To improve efficiencies, Kylie and Sam are also constantly evaluating their trees. “We have 11,700 trees growing Calypso and Honey Gold mangoes, plus 2,500 avocado trees, and I don’t think too many of them are original to the farm,” Kylie said. “The change has all been through looking at the returns, looking at the margins.”

For the future, Kylie said she’d love to see mango growers come together more as an industry. “Let’s make sure we get involved with what’s going on – let’s attend field days together and have that opportunity to share,” she said.

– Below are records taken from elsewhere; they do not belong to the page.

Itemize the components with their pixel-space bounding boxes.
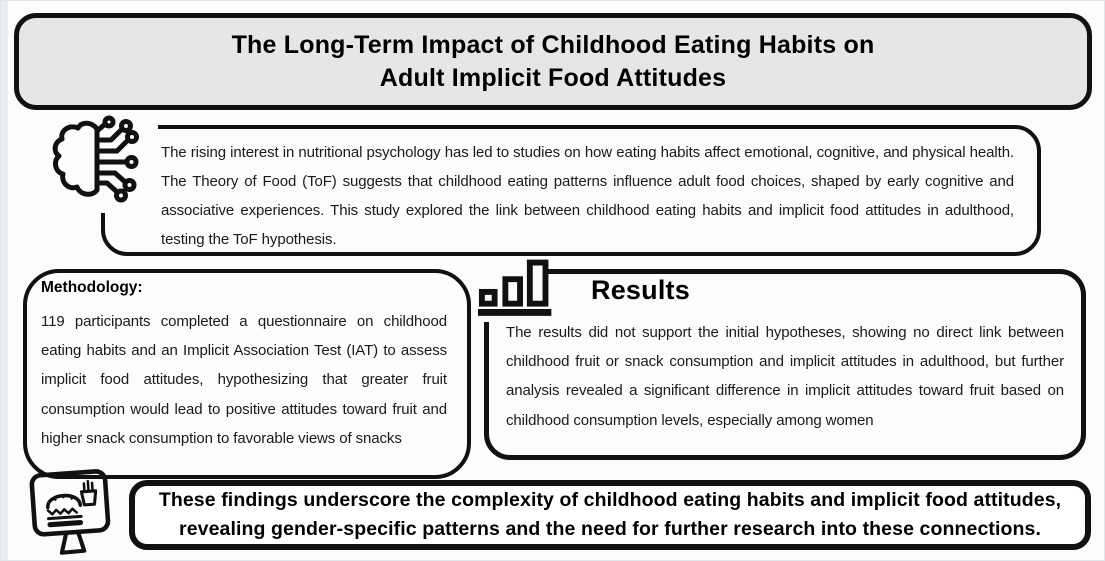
intro-box [101, 125, 1041, 256]
conclusion-line-1: These findings underscore the complexity… [158, 489, 1062, 511]
brain-circuit-icon-svg [52, 115, 139, 203]
bar-chart-icon [477, 258, 552, 322]
bar-chart-icon-svg [477, 259, 552, 316]
burger-sign-icon [17, 465, 123, 559]
results-box [484, 269, 1086, 460]
page-edge-strip [1, 1, 8, 560]
intro-text: The rising interest in nutritional psych… [161, 144, 1014, 248]
conclusion-box: These findings underscore the complexity… [129, 480, 1091, 550]
burger-sign-icon-svg [29, 469, 111, 555]
conclusion-line-2: revealing gender-specific patterns and t… [179, 518, 1041, 540]
page-title-line-2: Adult Implicit Food Attitudes [379, 63, 727, 92]
methodology-text: 119 participants completed a questionnai… [41, 313, 447, 447]
methodology-box [23, 269, 471, 479]
results-heading: Results [591, 275, 690, 305]
title-box: The Long-Term Impact of Childhood Eating… [14, 13, 1092, 110]
brain-circuit-icon [51, 115, 158, 213]
page-title-line-1: The Long-Term Impact of Childhood Eating… [231, 30, 875, 59]
results-text: The results did not support the initial … [506, 324, 1064, 429]
methodology-heading: Methodology: [41, 279, 143, 296]
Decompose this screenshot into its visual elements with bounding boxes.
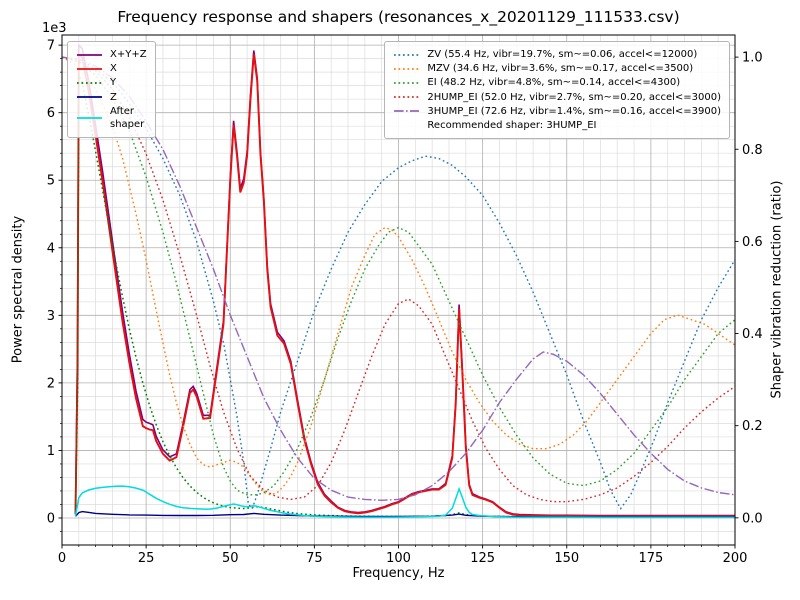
legend-line-sample: [394, 82, 420, 84]
y-right-tick-label: 0.0: [742, 511, 763, 526]
y-left-tick-label: 7: [47, 39, 55, 54]
legend-label: ZV (55.4 Hz, vibr=19.7%, sm~=0.06, accel…: [427, 49, 698, 60]
legend-label: EI (48.2 Hz, vibr=4.8%, sm~=0.14, accel<…: [427, 77, 681, 89]
legend-line-sample: [394, 110, 420, 113]
legend-entry-x-y-z: X+Y+Z: [76, 48, 147, 61]
legend-line-sample: [77, 53, 102, 56]
legend-entry-3hump-ei: 3HUMP_EI (72.6 Hz, vibr=1.4%, sm~=0.16, …: [393, 105, 721, 118]
x-tick-label: 200: [723, 551, 748, 566]
series-after-shaper: [74, 485, 735, 519]
y-right-tick-label: 0.8: [742, 143, 763, 158]
legend-entry-x: X: [76, 62, 147, 75]
y-axis-offset-label: 1e3: [42, 21, 67, 36]
legend-entry-zv: ZV (55.4 Hz, vibr=19.7%, sm~=0.06, accel…: [393, 48, 721, 61]
legend-shapers: ZV (55.4 Hz, vibr=19.7%, sm~=0.06, accel…: [384, 41, 730, 140]
legend-line-sample: [77, 82, 102, 84]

“We had a spray-focused field day on our property recently, where we looked at calibrating spray tractors. Sam and I were fairly confident in how we were set up, but when we did the paper test and the dye test we weren’t getting the coverage that we expected.

“So you can always learn something on field days. They’re a good chance to see what you might need to look at, and ultimately how you can increase your yield and improve your quality.”

As well as more collaboration, Kylie said she’s looking forward to new areas of research for the mango industry. “I’d particularly like to see more work into a control for fruit-spotting bug, and I’d really love to see some robotic harvest aids out in the paddock – the idea of that type of automation is exciting. There’s so much potential for our industry to innovate in the future.”

Kylie said that developing leadership will play a big part in the industry moving forward, too, noting that with horticulture facing many challenges, skilled people are needed to be able to step up to the plate to drive change. “We need to constantly rally to make our businesses profitable,” she said. “And women are often forgotten as potential leaders, so I’m looking forward to seeing that change.”

Kylie will be taking part in Hort Innovation’s upcoming women’s leadership forum, to be hosted in Sydney on August 23, 2016. The forum will bring together emerging and established female leaders from across the Australian horticulture sector with a view to scoping the development of a new leadership program designed by women, for women in the industry.